König ohne Volksnähe
Otto Rehhagel gibt sich bei erstem Training von Hertha BSC verschlossen
Viel gesehen hat Otto Rehhagel am ersten Arbeitstag bei Hertha BSC nicht von seinen Spielern. Im dichten Schneetreiben hielt er seine Debüteinheit beim abstiegsbedrohten Fußball-Bundesligisten. Die Rasenheizung auf dem Schenckendorffplatz versagte angesichts der weißen Massen. Mit der kalten Nässe hatten auch rund 300 Zuschauer inklusive etwa 50 Medienvertreter zu kämpfen. Otto Rehhagel schien dem Wettergott trotzen zu wollen. Der 73-Jährige verzichtete als Einziger auf eine Kopfbedeckung.
Meist stand der Trainerguru wie angekündigt abseits des Geschehens. Er führte kurze Einzelgespräche mit Kapitän André Mijatovic und Angreifer Pierre-Michel Lasogga. Kurzzeitig unterhielt er sich auch mit Manager Michael Preetz und Herthas ehemaligem Torwarttrainer Enver Maric. In der Regel stand er aber zusammen mit Co-Trainer René Tretschok an der Seitenlinie und beobachtete das Geschehen. Dreimal unterbrach Rehhagel die Übungen, um seine Anmerkungen zu machen. Das war's.

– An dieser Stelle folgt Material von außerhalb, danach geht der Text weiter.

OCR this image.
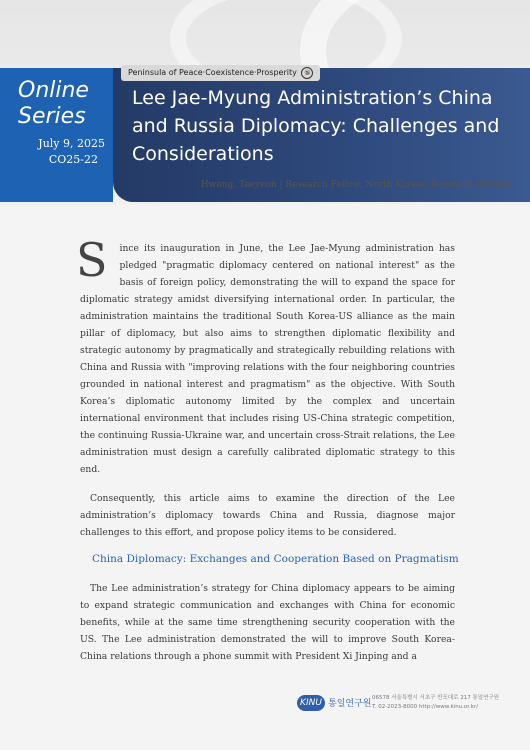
Online
Series

July 9, 2025
CO25-22
Peninsula of Peace·Coexistence·Prosperity ⑤
Lee Jae-Myung Administration’s China and Russia Diplomacy: Challenges and Considerations

Hwang, Taeyeon | Research Fellow, North Korean Research Division

S ince its inauguration in June, the Lee Jae-Myung administration has pledged "pragmatic diplomacy centered on national interest" as the basis of foreign policy, demonstrating the will to expand the space for diplomatic strategy amidst diversifying international order. In particular, the administration maintains the traditional South Korea-US alliance as the main pillar of diplomacy, but also aims to strengthen diplomatic flexibility and strategic autonomy by pragmatically and strategically rebuilding relations with China and Russia with "improving relations with the four neighboring countries grounded in national interest and pragmatism" as the objective. With South Korea’s diplomatic autonomy limited by the complex and uncertain international environment that includes rising US-China strategic competition, the continuing Russia-Ukraine war, and uncertain cross-Strait relations, the Lee administration must design a carefully calibrated diplomatic strategy to this end.

Consequently, this article aims to examine the direction of the Lee administration’s diplomacy towards China and Russia, diagnose major challenges to this effort, and propose policy items to be considered.

China Diplomacy: Exchanges and Cooperation Based on Pragmatism

The Lee administration’s strategy for China diplomacy appears to be aiming to expand strategic communication and exchanges with China for economic benefits, while at the same time strengthening security cooperation with the US. The Lee administration demonstrated the will to improve South Korea-China relations through a phone summit with President Xi Jinping and a

KINU 통일연구원

06578 서울특별시 서초구 반포대로 217 통일연구원
T. 02-2023-8000 http://www.kinu.or.kr/
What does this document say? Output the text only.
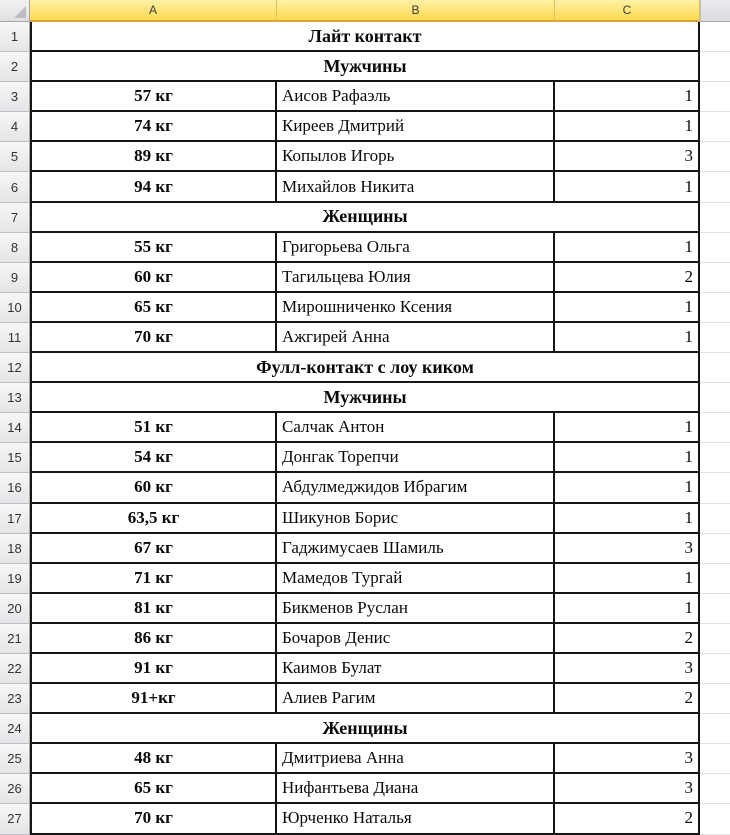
A	B	C
1	Лайт контакт
2	Мужчины
3	57 кг	Аисов Рафаэль	1
4	74 кг	Киреев Дмитрий	1
5	89 кг	Копылов Игорь	3
6	94 кг	Михайлов Никита	1
7	Женщины
8	55 кг	Григорьева Ольга	1
9	60 кг	Тагильцева Юлия	2
10	65 кг	Мирошниченко Ксения	1
11	70 кг	Ажгирей Анна	1
12	Фулл-контакт с лоу киком
13	Мужчины
14	51 кг	Салчак Антон	1
15	54 кг	Донгак Торепчи	1
16	60 кг	Абдулмеджидов Ибрагим	1
17	63,5 кг	Шикунов Борис	1
18	67 кг	Гаджимусаев Шамиль	3
19	71 кг	Мамедов Тургай	1
20	81 кг	Бикменов Руслан	1
21	86 кг	Бочаров Денис	2
22	91 кг	Каимов Булат	3
23	91+кг	Алиев Рагим	2
24	Женщины
25	48 кг	Дмитриева Анна	3
26	65 кг	Нифантьева Диана	3
27	70 кг	Юрченко Наталья	2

Wie Otto Rehhagel das Training selbst empfunden hat, weiß wohl nur er. Hertha BSC hat verfügt, dass Rehhagel nur noch zwei Tage vor einem Spiel sowie direkt nach Bundesligapartien Medienvertretern zur Verfügung stehen soll. Immerhin durften sich zwei Spieler äußern. »Rehhagel hat uns auf dem Platz gesagt, dass wir sehr gut kombiniert haben, auch auf dem schwierigen Boden«, meinte Mittelfeldspieler Peter Niemeyer. »Wir kennen ihn jetzt erst wenige Stunden. Er spricht genau wie alle anderen. Ich sehe keine Schwierigkeiten.«
Angetan war auch Thomas Kraft. »Mein erster Eindruck ist gut. Ich habe mich sehr auf ihn gefreut. Er ist eine Persönlichkeit und ein sehr großer Trainer. Es ist schön, dass ich ihn kennenlernen darf«, sagte der frühere Schlussmann von Bayern München, der dort ähnliche Durchsetzungsprobleme hatte wie sein heutiger Trainer ein Jahrzehnt zuvor.
Die Fans durften Rehhagel noch nicht kennenlernen. Wie ein König wurde er vom Platz geführt. Mehrere Ordner gaben ihm Geleitschutz, damit der neue Trainer unversehrt von den Medien in Richtung Kabine laufen konnte. Sogar Autogrammwünschen der Fans wurde nicht wie üblich entsprochen. »Es ist das Schöne, dass nicht mehr auf uns geschaut wird, sondern auf den Otto Rehhagel. Der Trainer ist eher im Fokus und nicht die Mannschaft. Das ist ganz gut so«, sagte Peter Niemeyer.
Ein bisschen volksnäher könnte sich Rehhagel trotz aller Konzentration auf das wichtige Spiel am Sonnabend beim FC Augsburg aber schon geben. Schließlich hat ihn das neben seinen Erfolgen so populär gemacht.